Includes: live point evolution, evidence computation, posterior reconstruction from nested samples
Parallel Tempering
Escaping local modes via temperature ladder.
Parallel tempering (also called replica exchange MCMC) runs multiple chains at different “temperatures”—high temperatures flatten the posterior to make mode-hopping easy, while the cold chain samples the true posterior accurately.
The algorithm runs M chains targeting $[P(\theta \mid D)]^{1/T_i}$ for temperatures $T_1 = 1 < T_2 < … < T_M$. The hot chains explore freely across a flattened landscape. Periodically, we propose swapping states between adjacent temperature chains. This lets information from high-temperature exploration gradually inform the cold chain, allowing it to discover and properly weight all modes.
When to use it:
- Highly multimodal posteriors where standard MCMC gets stuck
- Rugged likelihood surfaces with many local optima
- Phase transitions where the posterior splits between discrete regimes
- When you suspect your posterior has structure you haven’t found yet
Practical considerations:
- Temperature schedule needs tuning (too few temperatures = failed swaps, too many = wasted computation)
- Cost scales linearly with number of chains (but chains run in parallel)
- Swap acceptance rates diagnose whether temperature spacing is appropriate
When configured properly, parallel tempering can turn impossible sampling problems into tractable ones.
Includes: temperature ladder visualization, swap statistics, mode discovery demos
Further Reading
If you want to go deeper, here are resources I’ve found particularly valuable:
Core texts:
- Bayesian Data Analysis (Gelman et al., 3rd ed.) — The definitive reference. Comprehensive and surprisingly readable.
- Information Theory, Inference, and Learning Algorithms (MacKay) — A physicist’s perspective that resonates well with astrophysics intuition.
- Pattern Recognition and Machine Learning (Bishop) — Beautifully connects Bayesian inference to modern ML.
Sampling methods:
- Handbook of Markov Chain Monte Carlo (Brooks et al.) — Everything you could want to know about MCMC.
- A Conceptual Introduction to Hamiltonian Monte Carlo (Betancourt, 2017) — Builds geometric intuition that makes HMC feel inevitable.

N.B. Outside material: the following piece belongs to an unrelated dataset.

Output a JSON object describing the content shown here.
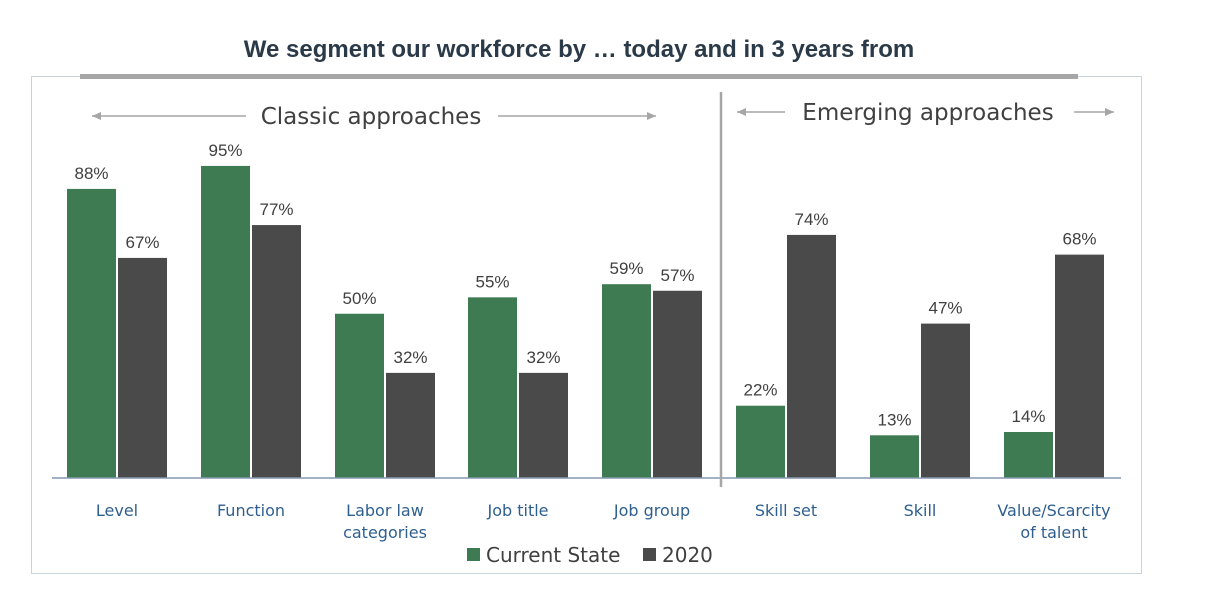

- Nested Sampling for General Bayesian Computation (Skilling, 2006) — The original paper, still the clearest introduction.
Software:
- Stan — Production-quality HMC with automatic differentiation
- PyMC — Pythonic probabilistic programming with excellent docs
- Turing.jl — Julia’s speed meets probabilistic inference
I recommend trying multiple frameworks—each one will deepen your understanding in different ways.